A Numerical Model of Convection Driven by a Surface Stress and Non-Uniform Horizontal Heating

Abstract

This paper examines the two-dimensional convective motion of a nonrotating incompressible Boussinesq fluid heated non-uniformly from below. The fluid container is rectangular; the side and top boundaries are insulating and rigid. A linear temperature field is maintained along the bottom boundary. Using the DuFort-Frankel scheme for diffusion and the Arakawa scheme for advection, the governing vorticity and temperature equations are integrated numerically for two cases, the first having a stress-free bottom boundary and the second having a constant stress along the bottom boundary. In the first case, a single convective cell develops; an intense buoyant jet of fluid rises from the warmer section of the bottom while there is a more uniform sinking motion over the cooler section of the bottom. The cell asymmetry, the circulation, and the convective heat transfer increase markedly with increasing Rayleigh number (based here on fluid properties, cell height, and the horizontal temperature difference along the bottom).
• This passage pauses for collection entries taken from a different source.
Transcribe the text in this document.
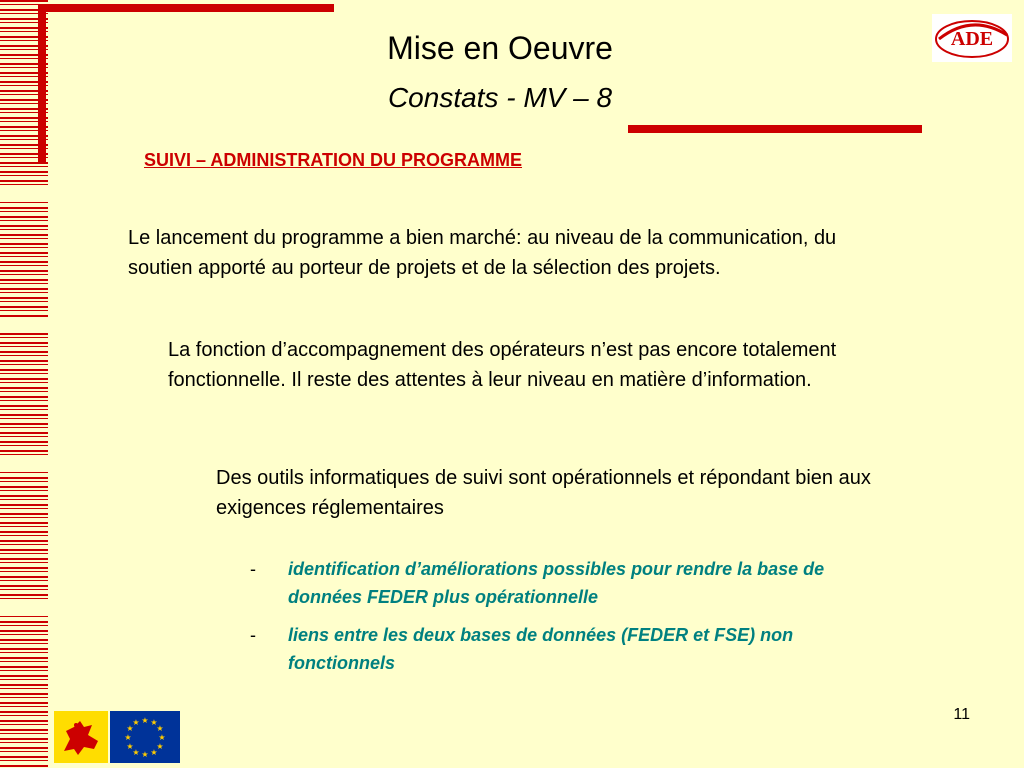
Mise en Oeuvre
Constats - MV – 8
ADE
SUIVI – ADMINISTRATION DU PROGRAMME
Le lancement du programme a bien marché: au niveau de la communication, du soutien apporté au porteur de projets et de la sélection des projets.
La fonction d’accompagnement des opérateurs n’est pas encore totalement fonctionnelle. Il reste des attentes à leur niveau en matière d’information.
Des outils informatiques de suivi sont opérationnels et répondant bien aux exigences réglementaires
-	identification d’améliorations possibles pour rendre la base de données FEDER plus opérationnelle
-	liens entre les deux bases de données (FEDER et FSE) non fonctionnels
11
★ ★
★
★
★
★
★
★
★
★
★
★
The flow is insensitive to changes in the Prandtl number σ, provided σ>1. A review of previous literature on this convective problem is given. In the second case, a uniform stress is applied along the heated bottom in opposition to the thermal driving. The magnitude of the stress is varied while the horizontal Rayleigh and Prandtl numbers are held constant. For weak stresses, the flow is that of the first case. A two-cell circulation pattern containing both thermal and stress-driven sections emerges for a moderate stress, while for large stresses the predominantly thermally driven cell disappears.